Desafortunadamente estamos teniendo algunos problemas con los algoritmos del software y solo podrás elegir entre tres momentos del pasado”
Me tenté el estómago por si me había sentado mal algún yogur caducado, probé con la tapa que como imaginaba estaba cerrada a cal y canto y solté un regüeldo:
- Vaya mierda de máquina. ¿Tres momento tan solo?
“Sí, tres” soltó la pantalla
“El pasado pasado, el pasado lejano y el pasado reciente”
- ¿El pasado pasado? ¿No podéis ser más precisos, joder?"
"Sí, por supuesto, esa opción te llevará al momento en que el hombre se hizo hombre."
- Ah, eso mola y suena poético. Mándame para allá, anda.
¡Qué fuerte, colegas! Aquel contenedor vibraba de lo lindo y brillaba con una luz que me estaba dejando ciego.
Diez o quince segundos después se paró en seco. Se abrió la tapa de arriba y vi la luz del sol. Lorenzo pegaba de lo lindo, lo comprobé al instante. Al asomarme al borde del contenedor vi una pradera enorme desierta y en la derecha lo que parecía el final de un bosque o de una selva cargada de árboles.
Había una gran algarabía por aquella zona: aullidos, chillidos, gemidos de dolor, risas salvajes fuera de tono etc..

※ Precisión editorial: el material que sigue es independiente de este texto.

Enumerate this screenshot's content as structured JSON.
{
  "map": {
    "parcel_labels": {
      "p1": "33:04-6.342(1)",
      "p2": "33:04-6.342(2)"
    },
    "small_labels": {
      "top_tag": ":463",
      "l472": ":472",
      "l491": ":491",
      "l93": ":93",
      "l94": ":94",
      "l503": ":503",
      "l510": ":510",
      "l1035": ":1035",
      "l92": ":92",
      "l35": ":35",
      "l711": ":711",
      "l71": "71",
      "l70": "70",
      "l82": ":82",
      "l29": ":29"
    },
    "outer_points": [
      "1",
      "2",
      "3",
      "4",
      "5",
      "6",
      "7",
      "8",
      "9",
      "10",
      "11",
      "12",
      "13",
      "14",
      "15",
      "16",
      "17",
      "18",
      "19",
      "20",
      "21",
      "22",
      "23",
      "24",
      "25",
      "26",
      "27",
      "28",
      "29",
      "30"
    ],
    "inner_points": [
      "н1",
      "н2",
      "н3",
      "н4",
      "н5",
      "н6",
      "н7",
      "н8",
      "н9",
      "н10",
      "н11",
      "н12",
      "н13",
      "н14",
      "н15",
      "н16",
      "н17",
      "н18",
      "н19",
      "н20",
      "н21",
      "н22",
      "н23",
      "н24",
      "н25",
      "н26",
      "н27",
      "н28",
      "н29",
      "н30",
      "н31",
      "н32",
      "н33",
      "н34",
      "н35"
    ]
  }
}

Con mucho tiento me dirigí hacia allí y vi una colonia de grandes monos agitándose entre las ramas de aquellos colosales árboles. Hacían lo que hacen los monos en circunstancias parecidas: correr, comer y dar de comer a las crías, despiojarse, pegarse, follar, dormir, defecar, hacer muecas...

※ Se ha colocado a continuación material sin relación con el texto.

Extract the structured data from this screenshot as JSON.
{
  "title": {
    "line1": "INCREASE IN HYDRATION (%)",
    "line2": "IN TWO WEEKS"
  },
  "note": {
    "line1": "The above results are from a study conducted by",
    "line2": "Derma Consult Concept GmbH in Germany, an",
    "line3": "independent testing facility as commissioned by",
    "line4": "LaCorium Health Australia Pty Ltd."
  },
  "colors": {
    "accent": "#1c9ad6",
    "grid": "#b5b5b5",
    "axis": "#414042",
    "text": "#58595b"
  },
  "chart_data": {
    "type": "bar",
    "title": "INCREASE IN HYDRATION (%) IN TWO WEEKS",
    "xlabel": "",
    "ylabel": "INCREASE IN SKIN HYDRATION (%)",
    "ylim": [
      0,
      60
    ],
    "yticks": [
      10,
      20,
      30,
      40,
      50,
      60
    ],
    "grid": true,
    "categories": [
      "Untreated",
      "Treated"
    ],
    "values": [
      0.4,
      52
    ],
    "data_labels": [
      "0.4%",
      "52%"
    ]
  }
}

Sin embargo había uno que tenía una actitud diferente. Estaba en la rama más baja del último árbol lindante con la pradera y se le veía sumamente reconcentrado en si mismo. Dudaba. Quería y no quería dar el último salto. Miraba a sus compañeros con gesto angustioso pero al mismo tiempo se le iluminaban los ojos pensando en lo que encontraría abajo, allá donde ninguno de sus congéneres había estado.

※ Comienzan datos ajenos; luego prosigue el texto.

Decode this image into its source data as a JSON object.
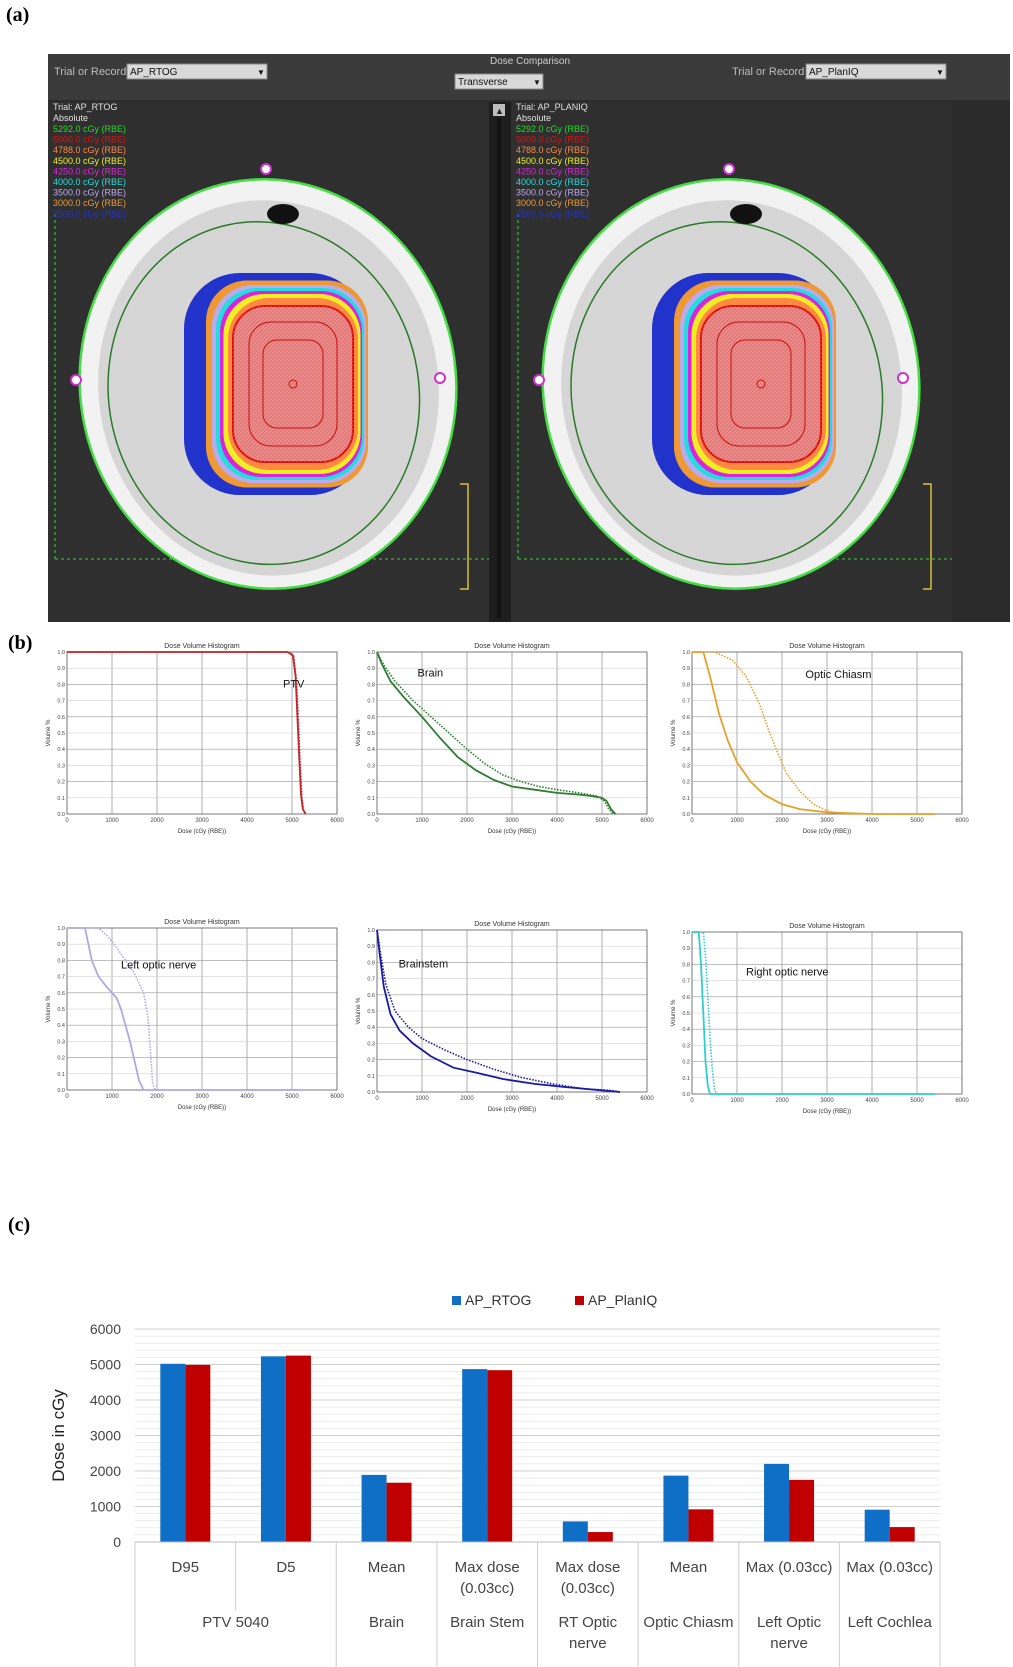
{
  "panels": {
    "a": "(a)",
    "b": "(b)",
    "c": "(c)"
  },
  "dose_comparison": {
    "header_title": "Dose Comparison",
    "view_select": "Transverse",
    "left": {
      "selector_label": "Trial or Record",
      "selector_value": "AP_RTOG",
      "trial_line": "Trial: AP_RTOG",
      "mode_line": "Absolute"
    },
    "right": {
      "selector_label": "Trial or Record",
      "selector_value": "AP_PlanIQ",
      "trial_line": "Trial: AP_PLANIQ",
      "mode_line": "Absolute"
    },
    "isodose_levels": [
      {
        "label": "5292.0 cGy (RBE)",
        "color": "#22dd22"
      },
      {
        "label": "5000.0 cGy (RBE)",
        "color": "#dd1111"
      },
      {
        "label": "4788.0 cGy (RBE)",
        "color": "#ff8844"
      },
      {
        "label": "4500.0 cGy (RBE)",
        "color": "#eeee22"
      },
      {
        "label": "4250.0 cGy (RBE)",
        "color": "#dd22dd"
      },
      {
        "label": "4000.0 cGy (RBE)",
        "color": "#22dddd"
      },
      {
        "label": "3500.0 cGy (RBE)",
        "color": "#bbaaee"
      },
      {
        "label": "3000.0 cGy (RBE)",
        "color": "#ee9933"
      },
      {
        "label": "2500.0 cGy (RBE)",
        "color": "#2233cc"
      }
    ]
  },
  "chart_data": [
    {
      "type": "line",
      "title": "Dose Volume Histogram",
      "annotation": "PTV",
      "xlabel": "Dose (cGy (RBE))",
      "ylabel": "Volume %",
      "xlim": [
        0,
        6000
      ],
      "ylim": [
        0,
        1.0
      ],
      "xticks": [
        "0",
        "1000",
        "2000",
        "3000",
        "4000",
        "5000",
        "6000"
      ],
      "yticks": [
        "0.0",
        "0.1",
        "0.2",
        "0.3",
        "0.4",
        "0.5",
        "0.6",
        "0.7",
        "0.8",
        "0.9",
        "1.0"
      ],
      "color": "#c0282b",
      "series": [
        {
          "style": "solid",
          "points": [
            [
              0,
              1
            ],
            [
              4900,
              1
            ],
            [
              5020,
              0.98
            ],
            [
              5080,
              0.85
            ],
            [
              5120,
              0.6
            ],
            [
              5160,
              0.35
            ],
            [
              5200,
              0.12
            ],
            [
              5240,
              0.03
            ],
            [
              5300,
              0
            ]
          ]
        },
        {
          "style": "dotted",
          "points": [
            [
              0,
              1
            ],
            [
              4920,
              1
            ],
            [
              5040,
              0.97
            ],
            [
              5100,
              0.82
            ],
            [
              5140,
              0.58
            ],
            [
              5180,
              0.32
            ],
            [
              5220,
              0.1
            ],
            [
              5260,
              0.02
            ],
            [
              5320,
              0
            ]
          ]
        }
      ]
    },
    {
      "type": "line",
      "title": "Dose Volume Histogram",
      "annotation": "Brain",
      "xlabel": "Dose (cGy (RBE))",
      "ylabel": "Volume %",
      "xlim": [
        0,
        6000
      ],
      "ylim": [
        0,
        1.0
      ],
      "xticks": [
        "0",
        "1000",
        "2000",
        "3000",
        "4000",
        "5000",
        "6000"
      ],
      "yticks": [
        "0.0",
        "0.1",
        "0.2",
        "0.3",
        "0.4",
        "0.5",
        "0.6",
        "0.7",
        "0.8",
        "0.9",
        "1.0"
      ],
      "color": "#2e7d32",
      "series": [
        {
          "style": "solid",
          "points": [
            [
              0,
              1
            ],
            [
              100,
              0.93
            ],
            [
              300,
              0.82
            ],
            [
              600,
              0.72
            ],
            [
              1000,
              0.6
            ],
            [
              1400,
              0.47
            ],
            [
              1800,
              0.35
            ],
            [
              2200,
              0.27
            ],
            [
              2600,
              0.21
            ],
            [
              3000,
              0.17
            ],
            [
              3500,
              0.15
            ],
            [
              4000,
              0.13
            ],
            [
              4500,
              0.12
            ],
            [
              4800,
              0.11
            ],
            [
              5000,
              0.1
            ],
            [
              5100,
              0.08
            ],
            [
              5200,
              0.03
            ],
            [
              5300,
              0
            ]
          ]
        },
        {
          "style": "dotted",
          "points": [
            [
              0,
              1
            ],
            [
              150,
              0.92
            ],
            [
              400,
              0.82
            ],
            [
              800,
              0.7
            ],
            [
              1200,
              0.6
            ],
            [
              1600,
              0.5
            ],
            [
              2000,
              0.4
            ],
            [
              2400,
              0.31
            ],
            [
              2800,
              0.24
            ],
            [
              3200,
              0.2
            ],
            [
              3600,
              0.17
            ],
            [
              4000,
              0.15
            ],
            [
              4500,
              0.13
            ],
            [
              4900,
              0.11
            ],
            [
              5050,
              0.08
            ],
            [
              5150,
              0.03
            ],
            [
              5250,
              0
            ]
          ]
        }
      ]
    },
    {
      "type": "line",
      "title": "Dose Volume Histogram",
      "annotation": "Optic Chiasm",
      "xlabel": "Dose (cGy (RBE))",
      "ylabel": "Volume %",
      "xlim": [
        0,
        6000
      ],
      "ylim": [
        0,
        1.0
      ],
      "xticks": [
        "0",
        "1000",
        "2000",
        "3000",
        "4000",
        "5000",
        "6000"
      ],
      "yticks": [
        "0.0",
        "0.1",
        "0.2",
        "0.3",
        "0.4",
        "0.5",
        "0.6",
        "0.7",
        "0.8",
        "0.9",
        "1.0"
      ],
      "color": "#e6a02a",
      "series": [
        {
          "style": "solid",
          "points": [
            [
              0,
              1
            ],
            [
              250,
              1
            ],
            [
              400,
              0.85
            ],
            [
              600,
              0.62
            ],
            [
              800,
              0.45
            ],
            [
              1000,
              0.32
            ],
            [
              1300,
              0.2
            ],
            [
              1600,
              0.12
            ],
            [
              2000,
              0.06
            ],
            [
              2400,
              0.03
            ],
            [
              3000,
              0.01
            ],
            [
              4000,
              0
            ],
            [
              5400,
              0
            ]
          ]
        },
        {
          "style": "dotted",
          "points": [
            [
              0,
              1
            ],
            [
              500,
              1
            ],
            [
              900,
              0.95
            ],
            [
              1200,
              0.85
            ],
            [
              1500,
              0.68
            ],
            [
              1700,
              0.52
            ],
            [
              1900,
              0.38
            ],
            [
              2100,
              0.25
            ],
            [
              2400,
              0.14
            ],
            [
              2700,
              0.06
            ],
            [
              3000,
              0.02
            ],
            [
              3400,
              0
            ],
            [
              5400,
              0
            ]
          ]
        }
      ]
    },
    {
      "type": "line",
      "title": "Dose Volume Histogram",
      "annotation": "Left optic nerve",
      "xlabel": "Dose (cGy (RBE))",
      "ylabel": "Volume %",
      "xlim": [
        0,
        6000
      ],
      "ylim": [
        0,
        1.0
      ],
      "xticks": [
        "0",
        "1000",
        "2000",
        "3000",
        "4000",
        "5000",
        "6000"
      ],
      "yticks": [
        "0.0",
        "0.1",
        "0.2",
        "0.3",
        "0.4",
        "0.5",
        "0.6",
        "0.7",
        "0.8",
        "0.9",
        "1.0"
      ],
      "color": "#b3a6e6",
      "series": [
        {
          "style": "solid",
          "points": [
            [
              0,
              1
            ],
            [
              400,
              1
            ],
            [
              550,
              0.8
            ],
            [
              700,
              0.7
            ],
            [
              900,
              0.63
            ],
            [
              1100,
              0.57
            ],
            [
              1200,
              0.5
            ],
            [
              1300,
              0.4
            ],
            [
              1400,
              0.3
            ],
            [
              1500,
              0.18
            ],
            [
              1600,
              0.06
            ],
            [
              1700,
              0
            ],
            [
              5200,
              0
            ]
          ]
        },
        {
          "style": "dotted",
          "points": [
            [
              0,
              1
            ],
            [
              700,
              1
            ],
            [
              900,
              0.95
            ],
            [
              1100,
              0.88
            ],
            [
              1300,
              0.8
            ],
            [
              1500,
              0.72
            ],
            [
              1700,
              0.6
            ],
            [
              1800,
              0.45
            ],
            [
              1850,
              0.25
            ],
            [
              1900,
              0.05
            ],
            [
              1950,
              0
            ],
            [
              5200,
              0
            ]
          ]
        }
      ]
    },
    {
      "type": "line",
      "title": "Dose Volume Histogram",
      "annotation": "Brainstem",
      "xlabel": "Dose (cGy (RBE))",
      "ylabel": "Volume %",
      "xlim": [
        0,
        6000
      ],
      "ylim": [
        0,
        1.0
      ],
      "xticks": [
        "0",
        "1000",
        "2000",
        "3000",
        "4000",
        "5000",
        "6000"
      ],
      "yticks": [
        "0.0",
        "0.1",
        "0.2",
        "0.3",
        "0.4",
        "0.5",
        "0.6",
        "0.7",
        "0.8",
        "0.9",
        "1.0"
      ],
      "color": "#1a1aa0",
      "series": [
        {
          "style": "solid",
          "points": [
            [
              0,
              1
            ],
            [
              60,
              0.85
            ],
            [
              150,
              0.65
            ],
            [
              300,
              0.48
            ],
            [
              500,
              0.38
            ],
            [
              800,
              0.3
            ],
            [
              1200,
              0.22
            ],
            [
              1700,
              0.15
            ],
            [
              2200,
              0.12
            ],
            [
              2800,
              0.08
            ],
            [
              3500,
              0.05
            ],
            [
              4200,
              0.03
            ],
            [
              5000,
              0.01
            ],
            [
              5400,
              0
            ]
          ]
        },
        {
          "style": "dotted",
          "points": [
            [
              0,
              1
            ],
            [
              80,
              0.85
            ],
            [
              200,
              0.66
            ],
            [
              400,
              0.5
            ],
            [
              700,
              0.4
            ],
            [
              1000,
              0.33
            ],
            [
              1500,
              0.26
            ],
            [
              2000,
              0.2
            ],
            [
              2600,
              0.14
            ],
            [
              3200,
              0.09
            ],
            [
              3900,
              0.05
            ],
            [
              4600,
              0.02
            ],
            [
              5200,
              0.01
            ],
            [
              5400,
              0
            ]
          ]
        }
      ]
    },
    {
      "type": "line",
      "title": "Dose Volume Histogram",
      "annotation": "Right optic nerve",
      "xlabel": "Dose (cGy (RBE))",
      "ylabel": "Volume %",
      "xlim": [
        0,
        6000
      ],
      "ylim": [
        0,
        1.0
      ],
      "xticks": [
        "0",
        "1000",
        "2000",
        "3000",
        "4000",
        "5000",
        "6000"
      ],
      "yticks": [
        "0.0",
        "0.1",
        "0.2",
        "0.3",
        "0.4",
        "0.5",
        "0.6",
        "0.7",
        "0.8",
        "0.9",
        "1.0"
      ],
      "color": "#2ecfcf",
      "series": [
        {
          "style": "solid",
          "points": [
            [
              0,
              1
            ],
            [
              150,
              1
            ],
            [
              200,
              0.8
            ],
            [
              250,
              0.5
            ],
            [
              300,
              0.2
            ],
            [
              350,
              0.05
            ],
            [
              400,
              0
            ],
            [
              5400,
              0
            ]
          ]
        },
        {
          "style": "dotted",
          "points": [
            [
              0,
              1
            ],
            [
              250,
              1
            ],
            [
              300,
              0.85
            ],
            [
              350,
              0.6
            ],
            [
              400,
              0.35
            ],
            [
              450,
              0.15
            ],
            [
              500,
              0.03
            ],
            [
              550,
              0
            ],
            [
              5400,
              0
            ]
          ]
        }
      ]
    },
    {
      "type": "bar",
      "ylabel": "Dose  in cGy",
      "ylim": [
        0,
        6000
      ],
      "yticks": [
        "0",
        "1000",
        "2000",
        "3000",
        "4000",
        "5000",
        "6000"
      ],
      "legend": "top",
      "categories": [
        {
          "metric": [
            "D95"
          ],
          "structure": [
            "PTV 5040"
          ],
          "group_start": true
        },
        {
          "metric": [
            "D5"
          ],
          "structure": [],
          "group_start": false
        },
        {
          "metric": [
            "Mean"
          ],
          "structure": [
            "Brain"
          ],
          "group_start": true
        },
        {
          "metric": [
            "Max dose",
            "(0.03cc)"
          ],
          "structure": [
            "Brain Stem"
          ],
          "group_start": true
        },
        {
          "metric": [
            "Max dose",
            "(0.03cc)"
          ],
          "structure": [
            "RT Optic",
            "nerve"
          ],
          "group_start": true
        },
        {
          "metric": [
            "Mean"
          ],
          "structure": [
            "Optic Chiasm"
          ],
          "group_start": true
        },
        {
          "metric": [
            "Max (0.03cc)"
          ],
          "structure": [
            "Left Optic",
            "nerve"
          ],
          "group_start": true
        },
        {
          "metric": [
            "Max (0.03cc)"
          ],
          "structure": [
            "Left Cochlea"
          ],
          "group_start": true
        }
      ],
      "series": [
        {
          "name": "AP_RTOG",
          "color": "#0f6fc6",
          "values": [
            5020,
            5230,
            1890,
            4870,
            580,
            1870,
            2200,
            910
          ]
        },
        {
          "name": "AP_PlanIQ",
          "color": "#c00000",
          "values": [
            4990,
            5250,
            1670,
            4840,
            280,
            920,
            1750,
            420
          ]
        }
      ]
    }
  ]
}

Solo era un salto. El salto que le llevaría a tierra y a otra vida. El salto que lo haría humano al habitar la tierra firme, aunque él no lo supiese. Se puso en tensión e inspiró aire...
El impacto fue brutal. El cuchillo de cocina le atravesó el cuello de lado a lado. Cayó a tierra, lo que deseaba, pero en un gran charco de sangre.
Di la vuelta y me dirigí andando a la nave. Noté como me encorvaba, como crecían mis brazos y como mi cuerpo se cubría de pelo. Llegué a mi contenedor después de andar el último tramo a cuatro patas y con una sonrisa de simio en la boca.